И ни один гребанный волосок не упадет с головы Каролины. Никто не посмеет даже косо посмотреть на мать. Уничтожит. Мгновенно. Не задумываясь о последствиях.

Стук в дверь прервал все размышления, и он раздраженно выдохнул:

– Входи!

Красивая, рыжеволосая одиннадцатиклассница вошла в комнату, щеголяя лишь в неприлично-коротком бледно-розовом платье, которое полностью оголяло стройные ножки в черных чулках. Отлично. Вот и способ снять напряжение явился.

Способ вымыть вкус языка Ковалевой из себя. Надо, чтобы он убрался нахер. Чтобы исчез. Чтобы не напоминал о том, что он сделал на этом балконе. Сука, а ведь он теперь даже посмотреть не может в сторону двери. А вдруг она все еще там стоит? Возле той чертовой стены, на которой точно остались следы его ярости.

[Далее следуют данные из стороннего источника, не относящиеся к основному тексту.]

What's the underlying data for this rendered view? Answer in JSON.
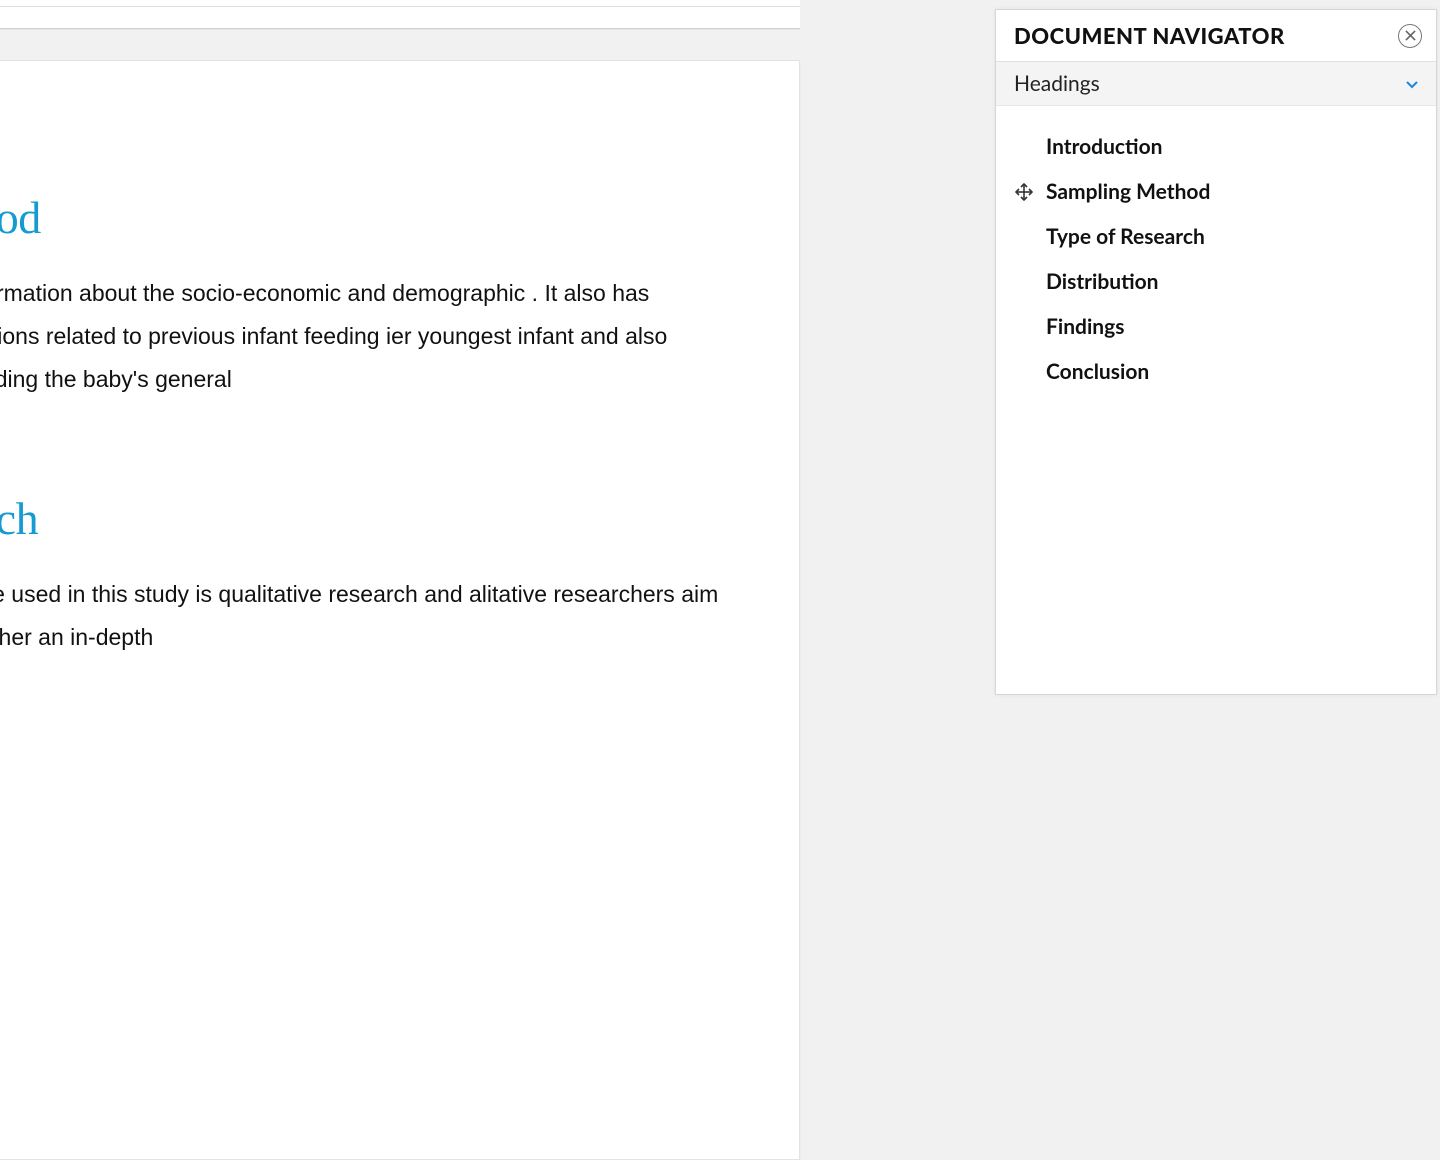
{
  "document": {
    "section1": {
      "heading": "ethod",
      "body": "s information about the socio-economic and demographic . It also has questions related to previous infant feeding ier youngest infant and also regarding the baby's general"
    },
    "section2": {
      "heading": "earch",
      "body": "will be used in this study is qualitative research and alitative researchers aim to gather an in-depth"
    }
  },
  "navigator": {
    "title": "DOCUMENT NAVIGATOR",
    "section_label": "Headings",
    "items": [
      {
        "label": "Introduction",
        "active": false
      },
      {
        "label": "Sampling Method",
        "active": true
      },
      {
        "label": "Type of Research",
        "active": false
      },
      {
        "label": "Distribution",
        "active": false
      },
      {
        "label": "Findings",
        "active": false
      },
      {
        "label": "Conclusion",
        "active": false
      }
    ]
  }
}
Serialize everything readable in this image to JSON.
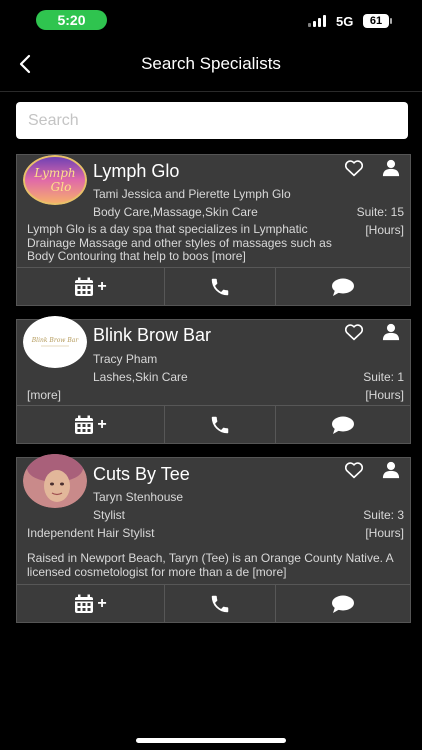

Все из-за нее. Если бы не ее слишком длинный язык, то все было бы нормально. Все было бы замечательно. Но нет, дьявол ее забери. Шлюхе надо было высказаться. Необходимо было вылить все то дерьмо, которое накопилось у нее за все это время. Чертовски он ее выбесил за это время, однако.

Подросла, что ли, чтобы такими словами в него кидаться? Никто и никогда не смел так с ним разговаривать. Если бы он силой взял ее на том злополучном балконе, то она определенно заслужила это. Эту боль. Но это запачкало бы его. Он не мог допустить подобную мерзость. Она обязательно получит свою порцию боли, он ей ее обеспечит.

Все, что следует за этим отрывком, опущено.